I noticed some odd (and crippling) behaviour in the function
torch.nn.utils.rnn.pack_sequence. See my code:
inputs= list(self.buffer.values()) print(torch.cuda.memory_allocated()/1e9) print(torch.cuda.max_memory_allocated()/1e9) inputs = [torch.cat(input, dim=0) for input in inputs] print(torch.cuda.memory_allocated()/1e9) print(torch.cuda.max_memory_allocated()/1e9) inputs, batch_sizes, sorted_indices, unsorted_indices = pack_sequence(inputs, enforce_sorted=False) print(torch.cuda.memory_allocated()/1e9) print(torch.cuda.max_memory_allocated()/1e9)
Code is structured this way to demonstrate my problem. Below you will see 4 examples of what is printed by this sequence of codes. You will see that the memory allocated by the list of tensors I input into
pack_sequence is outstandingly smaller than the maximum allocated memory, which occurs during the packing (logically true as before packing, maximum is much smaller). 4 outputs are a result of different datapoints (achieved by setting different random seeds; am using shuffled data laoders).

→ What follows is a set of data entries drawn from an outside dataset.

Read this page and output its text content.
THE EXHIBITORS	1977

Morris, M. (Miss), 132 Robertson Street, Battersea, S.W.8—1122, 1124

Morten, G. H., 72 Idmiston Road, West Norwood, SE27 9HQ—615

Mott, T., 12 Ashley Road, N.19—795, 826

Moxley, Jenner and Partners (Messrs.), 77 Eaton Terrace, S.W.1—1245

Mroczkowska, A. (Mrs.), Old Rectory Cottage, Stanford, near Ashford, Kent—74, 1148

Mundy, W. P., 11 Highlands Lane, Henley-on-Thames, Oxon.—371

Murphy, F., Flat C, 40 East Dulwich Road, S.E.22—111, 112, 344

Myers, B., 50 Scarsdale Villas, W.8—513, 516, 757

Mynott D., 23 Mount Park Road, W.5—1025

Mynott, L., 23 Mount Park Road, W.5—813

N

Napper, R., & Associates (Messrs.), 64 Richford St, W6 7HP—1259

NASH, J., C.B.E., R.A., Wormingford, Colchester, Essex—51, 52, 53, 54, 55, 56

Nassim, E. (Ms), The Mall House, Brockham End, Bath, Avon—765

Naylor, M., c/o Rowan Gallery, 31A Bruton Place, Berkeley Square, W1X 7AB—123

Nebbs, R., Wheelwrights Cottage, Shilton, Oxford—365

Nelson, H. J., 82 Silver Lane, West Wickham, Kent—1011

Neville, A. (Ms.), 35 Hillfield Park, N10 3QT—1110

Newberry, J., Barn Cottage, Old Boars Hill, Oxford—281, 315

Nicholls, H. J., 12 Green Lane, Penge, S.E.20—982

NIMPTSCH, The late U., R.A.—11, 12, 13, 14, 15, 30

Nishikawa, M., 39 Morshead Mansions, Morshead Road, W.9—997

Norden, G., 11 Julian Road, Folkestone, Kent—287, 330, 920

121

0.05142272 0.05142272 0.101368832 0.101368832 0.10063104 3.67196672
0.055465984 0.055465984 0.105938432 0.105938432 0.104708096 0.995354112
0.061822976 0.061822976 0.111620608 0.111620608 0.111021056 1.934670848
0.052079616 0.052079616 0.101535232 0.101535232 0.101254144 0.52041728
Additionally, I would like to note that all tensors inside of
inputsare already stored in my single cuda device.
Could anybody explain what is going on and how I can avoid this? I suspect this is because during padding there is a lot more information stored. If this is the case is there no way this function can be run by sparsifying? I would happily trade memory for speed here (without batchifying this procedure).